All three types of vaccine being used in the United States have proven effective against the variants circulating in the nation, by lessening symptoms of COVID-19 and reducing hospitalization and death. Livingston County residents can get vaccinated on a walk-in basis at the health center on Tuesdays and Thursdays, 8 a.m. -12 p.m. and 1- 4 p.m... There is no out-of-pocket cost.
Health Center staff and the county commission would like to encourage all residents, regardless of vaccination status, to be vigilant about prevention measures like wearing a mask in public, washing hands frequently, staying home from work, church, summer school, daycare and everywhere else if you do not feel well and getting tested sooner rather than later, so close contacts can be notified.

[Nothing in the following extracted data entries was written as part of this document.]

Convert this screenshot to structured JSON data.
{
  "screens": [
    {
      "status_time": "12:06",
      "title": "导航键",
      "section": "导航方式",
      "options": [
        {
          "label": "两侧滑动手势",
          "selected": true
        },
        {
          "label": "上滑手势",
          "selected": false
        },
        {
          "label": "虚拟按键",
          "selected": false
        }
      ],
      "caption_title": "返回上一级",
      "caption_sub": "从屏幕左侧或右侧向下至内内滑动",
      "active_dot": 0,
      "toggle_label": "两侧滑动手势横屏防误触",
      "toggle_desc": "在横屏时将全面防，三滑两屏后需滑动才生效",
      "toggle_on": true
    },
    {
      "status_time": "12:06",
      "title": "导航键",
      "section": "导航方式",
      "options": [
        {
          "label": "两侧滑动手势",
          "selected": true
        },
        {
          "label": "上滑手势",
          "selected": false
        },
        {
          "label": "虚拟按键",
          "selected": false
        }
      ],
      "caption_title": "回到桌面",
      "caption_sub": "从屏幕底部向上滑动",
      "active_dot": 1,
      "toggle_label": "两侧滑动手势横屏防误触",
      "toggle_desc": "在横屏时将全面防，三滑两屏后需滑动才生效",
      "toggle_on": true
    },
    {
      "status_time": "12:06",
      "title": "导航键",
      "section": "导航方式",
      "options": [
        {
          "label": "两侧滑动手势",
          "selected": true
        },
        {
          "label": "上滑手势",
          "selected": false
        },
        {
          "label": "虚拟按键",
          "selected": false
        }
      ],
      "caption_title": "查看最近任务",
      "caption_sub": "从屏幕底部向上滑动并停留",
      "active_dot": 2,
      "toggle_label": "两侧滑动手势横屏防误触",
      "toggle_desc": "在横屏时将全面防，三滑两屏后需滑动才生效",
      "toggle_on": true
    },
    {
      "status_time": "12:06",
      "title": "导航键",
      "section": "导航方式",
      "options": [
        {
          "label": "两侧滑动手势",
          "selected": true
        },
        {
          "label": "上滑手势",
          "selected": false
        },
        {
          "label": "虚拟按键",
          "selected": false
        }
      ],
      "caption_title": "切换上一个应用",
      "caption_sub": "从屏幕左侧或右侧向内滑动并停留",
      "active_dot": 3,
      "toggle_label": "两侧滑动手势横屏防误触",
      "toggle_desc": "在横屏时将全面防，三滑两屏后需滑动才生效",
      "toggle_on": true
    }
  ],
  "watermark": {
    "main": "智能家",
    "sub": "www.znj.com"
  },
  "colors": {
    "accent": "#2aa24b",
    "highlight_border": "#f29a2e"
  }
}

New CDC guidelines state that a fully vaccinated person, who is exposed to COVID but has no symptoms does not have to quarantine.
Douglas noted that the commission recently passed a new policy that falls in line with those suggestions.
"If an employee is quarantined once - we will pay them for their 10 day quarantine time," he said. "However, if they are not vaccinated and have been exposed to COVID again, then they will have to use their own (leave) time to cover them during that quarantine."
"Without the vaccine, we may all be looking at having one quarantine after another - especially if this continues to spread," Douglas noted. "This is why the commission made this policy for county staff and why we are encouraging everyone to continue with wearings masks, washing their hands and social distancing. We all need to do our part to stop the spread."
As of June 2, the health center reported 1,1769 total confirmed positive cases to date; 132 active cases; with 24 of those cases being added since June 1. The health center also reported that 29.6% of county residents are fully vaccinated and 33.8% of residents have received at least one dose of a vaccine.